The Last Summer of Ada Bloom by Martine Murray

Sometimes I get a little too grabby with ARCs, asking myself only after the fact, "Wait, am I really sure I'm going to like this?" I was so charmed by the cover of THE LAST SUMMER OF ADA BLOOM that I neglected to ask myself that crucial question, and when I realized it was a domestic drama, my concerns deepened.

Martine Murray is an author you will enjoy if you like Lianne Moriarty. Like Moriarty, Murray's characters are all unlikable and filled with human flaws. There are no easy answers, and they all treat each other pretty badly, even when they're attempting to love one another. I guess that's a pretty good but jaded reflection of real life. We're cruelest to the ones who love us most, knowing that we'll always be forgiven-- until the moment we aren't.

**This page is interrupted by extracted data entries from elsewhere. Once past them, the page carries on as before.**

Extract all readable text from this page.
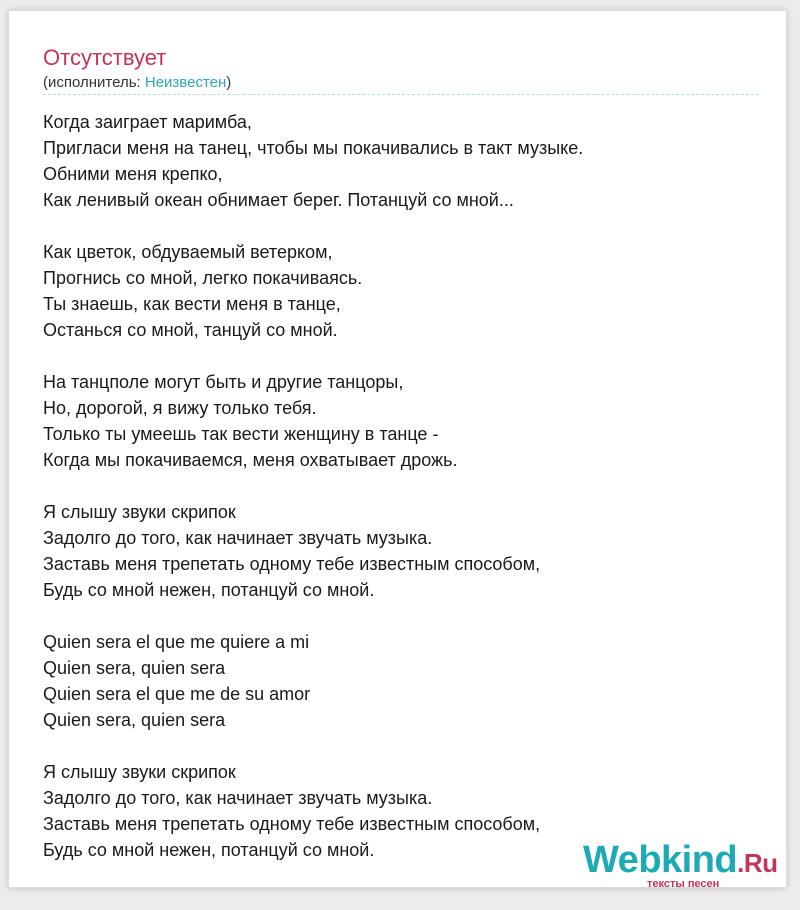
Отсутствует
(исполнитель: Неизвестен)
Когда заиграет маримба,
Пригласи меня на танец, чтобы мы покачивались в такт музыке.
Обними меня крепко,
Как ленивый океан обнимает берег. Потанцуй со мной...
Как цветок, обдуваемый ветерком,
Прогнись со мной, легко покачиваясь.
Ты знаешь, как вести меня в танце,
Останься со мной, танцуй со мной.
На танцполе могут быть и другие танцоры,
Но, дорогой, я вижу только тебя.
Только ты умеешь так вести женщину в танце -
Когда мы покачиваемся, меня охватывает дрожь.
Я слышу звуки скрипок
Задолго до того, как начинает звучать музыка.
Заставь меня трепетать одному тебе известным способом,
Будь со мной нежен, потанцуй со мной.
Quien sera el que me quiere a mi
Quien sera, quien sera
Quien sera el que me de su amor
Quien sera, quien sera
Я слышу звуки скрипок
Задолго до того, как начинает звучать музыка.
Заставь меня трепетать одному тебе известным способом,
Будь со мной нежен, потанцуй со мной.	Webkind.Ru
тексты песен
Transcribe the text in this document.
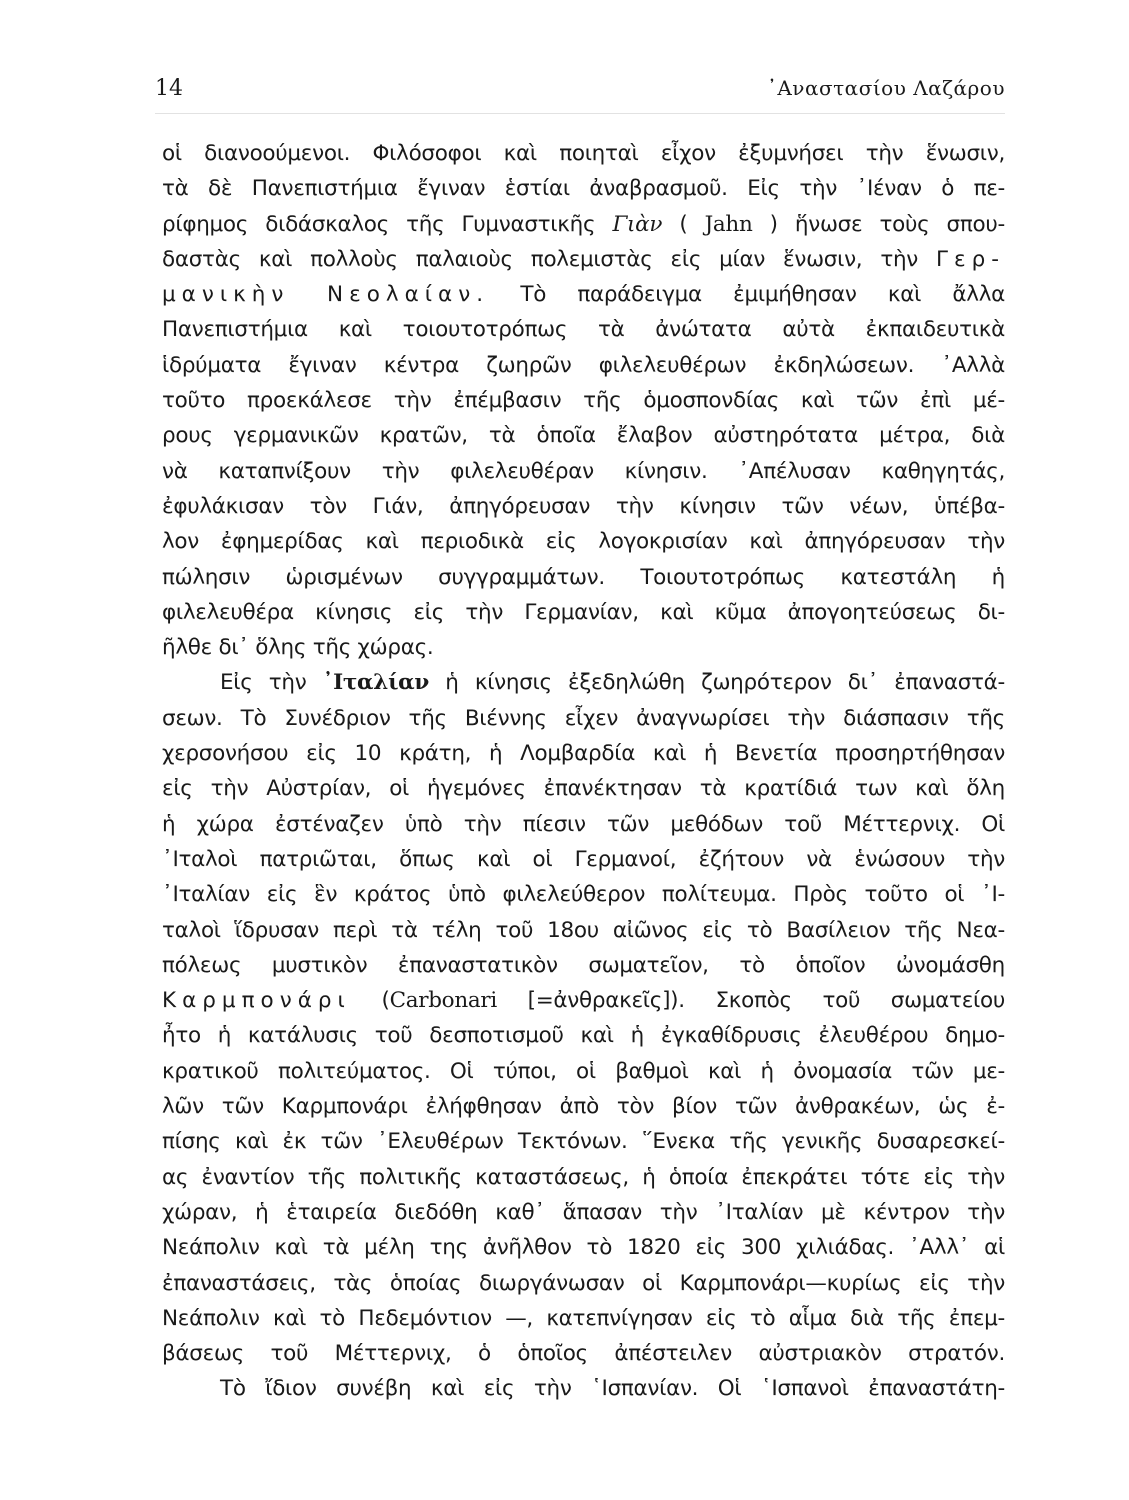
14	᾿Αναστασίου Λαζάρου
οἱ διανοούμενοι. Φιλόσοφοι καὶ ποιηταὶ εἶχον ἐξυμνήσει τὴν ἕνωσιν,
τὰ δὲ Πανεπιστήμια ἔγιναν ἑστίαι ἀναβρασμοῦ. Εἰς τὴν ᾿Ιέναν ὁ πε-
ρίφημος διδάσκαλος τῆς Γυμναστικῆς Γιὰν ( Jahn ) ἥνωσε τοὺς σπου-
δαστὰς καὶ πολλοὺς παλαιοὺς πολεμιστὰς εἰς μίαν ἕνωσιν, τὴν Γερ-
μανικὴν Νεολαίαν. Τὸ παράδειγμα ἐμιμήθησαν καὶ ἄλλα
Πανεπιστήμια καὶ τοιουτοτρόπως τὰ ἀνώτατα αὐτὰ ἐκπαιδευτικὰ
ἱδρύματα ἔγιναν κέντρα ζωηρῶν φιλελευθέρων ἐκδηλώσεων. ᾿Αλλὰ
τοῦτο προεκάλεσε τὴν ἐπέμβασιν τῆς ὁμοσπονδίας καὶ τῶν ἐπὶ μέ-
ρους γερμανικῶν κρατῶν, τὰ ὁποῖα ἔλαβον αὐστηρότατα μέτρα, διὰ
νὰ καταπνίξουν τὴν φιλελευθέραν κίνησιν. ᾿Απέλυσαν καθηγητάς,
ἐφυλάκισαν τὸν Γιάν, ἀπηγόρευσαν τὴν κίνησιν τῶν νέων, ὑπέβα-
λον ἐφημερίδας καὶ περιοδικὰ εἰς λογοκρισίαν καὶ ἀπηγόρευσαν τὴν
πώλησιν ὡρισμένων συγγραμμάτων. Τοιουτοτρόπως κατεστάλη ἡ
φιλελευθέρα κίνησις εἰς τὴν Γερμανίαν, καὶ κῦμα ἀπογοητεύσεως δι-
ῆλθε δι᾿ ὅλης τῆς χώρας.
Εἰς τὴν ᾿Ιταλίαν ἡ κίνησις ἐξεδηλώθη ζωηρότερον δι᾿ ἐπαναστά-
σεων. Τὸ Συνέδριον τῆς Βιέννης εἶχεν ἀναγνωρίσει τὴν διάσπασιν τῆς
χερσονήσου εἰς 10 κράτη, ἡ Λομβαρδία καὶ ἡ Βενετία προσηρτήθησαν
εἰς τὴν Αὐστρίαν, οἱ ἡγεμόνες ἐπανέκτησαν τὰ κρατίδιά των καὶ ὅλη
ἡ χώρα ἐστέναζεν ὑπὸ τὴν πίεσιν τῶν μεθόδων τοῦ Μέττερνιχ. Οἱ
᾿Ιταλοὶ πατριῶται, ὅπως καὶ οἱ Γερμανοί, ἐζήτουν νὰ ἑνώσουν τὴν
᾿Ιταλίαν εἰς ἓν κράτος ὑπὸ φιλελεύθερον πολίτευμα. Πρὸς τοῦτο οἱ ᾿Ι-
ταλοὶ ἵδρυσαν περὶ τὰ τέλη τοῦ 18ου αἰῶνος εἰς τὸ Βασίλειον τῆς Νεα-
πόλεως μυστικὸν ἐπαναστατικὸν σωματεῖον, τὸ ὁποῖον ὠνομάσθη
Καρμπονάρι (Carbonari [=ἀνθρακεῖς]). Σκοπὸς τοῦ σωματείου
ἦτο ἡ κατάλυσις τοῦ δεσποτισμοῦ καὶ ἡ ἐγκαθίδρυσις ἐλευθέρου δημο-
κρατικοῦ πολιτεύματος. Οἱ τύποι, οἱ βαθμοὶ καὶ ἡ ὀνομασία τῶν με-
λῶν τῶν Καρμπονάρι ἐλήφθησαν ἀπὸ τὸν βίον τῶν ἀνθρακέων, ὡς ἐ-
πίσης καὶ ἐκ τῶν ᾿Ελευθέρων Τεκτόνων. ῞Ενεκα τῆς γενικῆς δυσαρεσκεί-
ας ἐναντίον τῆς πολιτικῆς καταστάσεως, ἡ ὁποία ἐπεκράτει τότε εἰς τὴν
χώραν, ἡ ἑταιρεία διεδόθη καθ᾿ ἅπασαν τὴν ᾿Ιταλίαν μὲ κέντρον τὴν
Νεάπολιν καὶ τὰ μέλη της ἀνῆλθον τὸ 1820 εἰς 300 χιλιάδας. ᾿Αλλ᾿ αἱ
ἐπαναστάσεις, τὰς ὁποίας διωργάνωσαν οἱ Καρμπονάρι—κυρίως εἰς τὴν
Νεάπολιν καὶ τὸ Πεδεμόντιον —, κατεπνίγησαν εἰς τὸ αἷμα διὰ τῆς ἐπεμ-
βάσεως τοῦ Μέττερνιχ, ὁ ὁποῖος ἀπέστειλεν αὐστριακὸν στρατόν.
Τὸ ἴδιον συνέβη καὶ εἰς τὴν ῾Ισπανίαν. Οἱ ῾Ισπανοὶ ἐπαναστάτη-
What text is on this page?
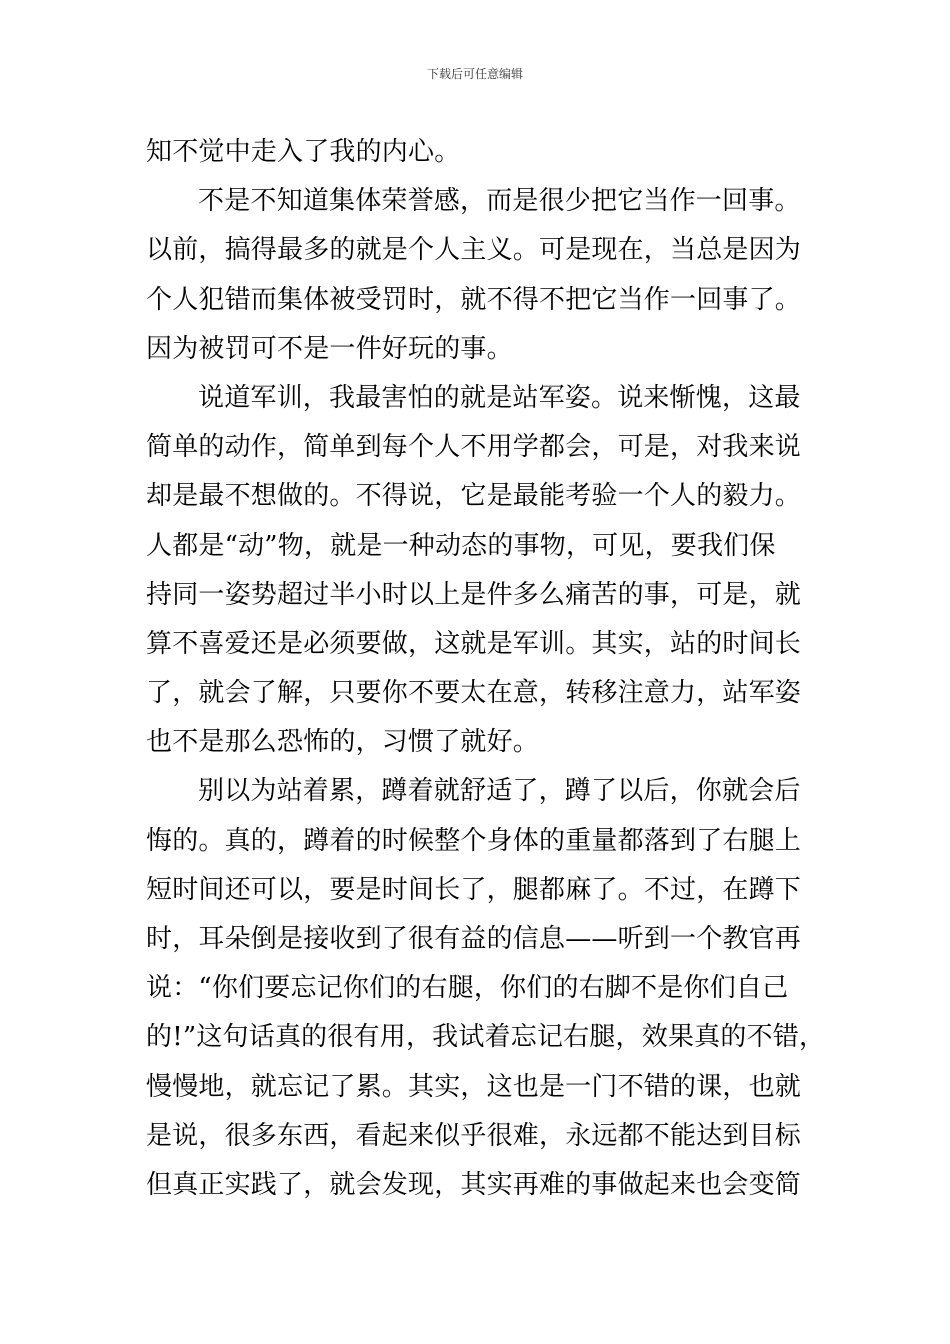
下载后可任意编辑
知不觉中走入了我的内心。
不是不知道集体荣誉感，而是很少把它当作一回事。
以前，搞得最多的就是个人主义。可是现在，当总是因为
个人犯错而集体被受罚时，就不得不把它当作一回事了。
因为被罚可不是一件好玩的事。
说道军训，我最害怕的就是站军姿。说来惭愧，这最
简单的动作，简单到每个人不用学都会，可是，对我来说
却是最不想做的。不得说，它是最能考验一个人的毅力。
人都是“动”物，就是一种动态的事物，可见，要我们保
持同一姿势超过半小时以上是件多么痛苦的事，可是，就
算不喜爱还是必须要做，这就是军训。其实，站的时间长
了，就会了解，只要你不要太在意，转移注意力，站军姿
也不是那么恐怖的，习惯了就好。
别以为站着累，蹲着就舒适了，蹲了以后，你就会后
悔的。真的，蹲着的时候整个身体的重量都落到了右腿上
短时间还可以，要是时间长了，腿都麻了。不过，在蹲下
时，耳朵倒是接收到了很有益的信息——听到一个教官再
说：“你们要忘记你们的右腿，你们的右脚不是你们自己
的!”这句话真的很有用，我试着忘记右腿，效果真的不错，
慢慢地，就忘记了累。其实，这也是一门不错的课，也就
是说，很多东西，看起来似乎很难，永远都不能达到目标
但真正实践了，就会发现，其实再难的事做起来也会变简
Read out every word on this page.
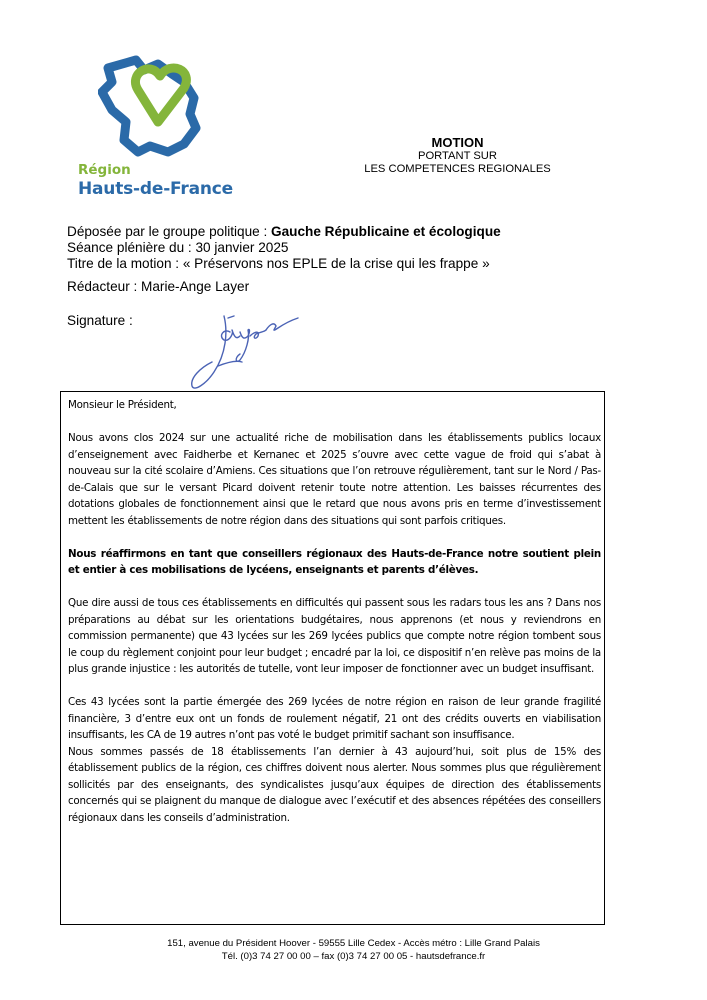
Région
Hauts-de-France
MOTION
PORTANT SUR
LES COMPETENCES REGIONALES
Déposée par le groupe politique : Gauche Républicaine et écologique
Séance plénière du : 30 janvier 2025
Titre de la motion : « Préservons nos EPLE de la crise qui les frappe »
Rédacteur : Marie-Ange Layer
Signature :

Monsieur le Président,

Nous avons clos 2024 sur une actualité riche de mobilisation dans les établissements publics locaux d’enseignement avec Faidherbe et Kernanec et 2025 s’ouvre avec cette vague de froid qui s’abat à nouveau sur la cité scolaire d’Amiens. Ces situations que l’on retrouve régulièrement, tant sur le Nord / Pas-de-Calais que sur le versant Picard doivent retenir toute notre attention. Les baisses récurrentes des dotations globales de fonctionnement ainsi que le retard que nous avons pris en terme d’investissement mettent les établissements de notre région dans des situations qui sont parfois critiques.

Nous réaffirmons en tant que conseillers régionaux des Hauts-de-France notre soutient plein et entier à ces mobilisations de lycéens, enseignants et parents d’élèves.

Que dire aussi de tous ces établissements en difficultés qui passent sous les radars tous les ans ? Dans nos préparations au débat sur les orientations budgétaires, nous apprenons (et nous y reviendrons en commission permanente) que 43 lycées sur les 269 lycées publics que compte notre région tombent sous le coup du règlement conjoint pour leur budget ; encadré par la loi, ce dispositif n’en relève pas moins de la plus grande injustice : les autorités de tutelle, vont leur imposer de fonctionner avec un budget insuffisant.

Ces 43 lycées sont la partie émergée des 269 lycées de notre région en raison de leur grande fragilité financière, 3 d’entre eux ont un fonds de roulement négatif, 21 ont des crédits ouverts en viabilisation insuffisants, les CA de 19 autres n’ont pas voté le budget primitif sachant son insuffisance.

Nous sommes passés de 18 établissements l’an dernier à 43 aujourd’hui, soit plus de 15% des établissement publics de la région, ces chiffres doivent nous alerter. Nous sommes plus que régulièrement sollicités par des enseignants, des syndicalistes jusqu’aux équipes de direction des établissements concernés qui se plaignent du manque de dialogue avec l’exécutif et des absences répétées des conseillers régionaux dans les conseils d’administration.

151, avenue du Président Hoover - 59555 Lille Cedex - Accès métro : Lille Grand Palais
Tél. (0)3 74 27 00 00 – fax (0)3 74 27 00 05 - hautsdefrance.fr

The cast of characters in this book is the Bloom family. Ada is the youngest, a dreamy, bratty child who wants to feel superior to her older siblings, trying to act more grown up and resisting when they make her feel like the child that she is. Ben is the middle child, the sports jock, and also a bit of a wastrel. He's his mother's favorite without having to lift a finger and his father lets him get away with murder because he's good at cricket. Tilly is the oldest child in the family; her sister adores her, but her mother despises her and everything she represents. No matter what she does, or how she succeeds, her mother is ready with an unkind word. Tilly is starting to come into her first blush of love with the town bad boy, but her carefree party life is complicated by a family tragedy. Mike is the good old boy with secrets of his own-- there are two, and one influences the other, and end up serving as his ball and chain. And Martha, his wife, is a needy, insecure woman who makes no secret of playing favorites with her children and is almost neurotic with her ravenous appetite for attention and control.

There isn't really a plot to this book. It's a character study about this horrible family and all the secrets they're hiding from one another over the course of a summer. The more we learn, the more we begin to question how much they're really hiding and what the consequences will be. The writing is very nice and the pacing is good, but I did feel that some of the secrets ended up being anticlimactic-- especially in the case of Mike, the father, who got off pretty lightly, all things considered. I guess I was hoping for more drama, with a more affecting climax, but I guess this is meant to be a gentle meditation on character growth and maturity, so maybe the author thought that wouldn't fit the mood.

I ended up liking THE LAST SUMMER OF ADA BLOOM more than I thought I would. In the beginning, the writing felt very precious, but that went away as the book went on and I actually found myself beginning to warm to the author's style. Again, if domestic dramas are your cup of tea and you don't mind unlikable or imperfect characters, I think you will enjoy this book. Especially-- again-- if you like Lianne Moriarty. This is definitely one of those instances where it pays to be grabby.

Thanks to the publisher for sending me a copy in exchange for an honest review!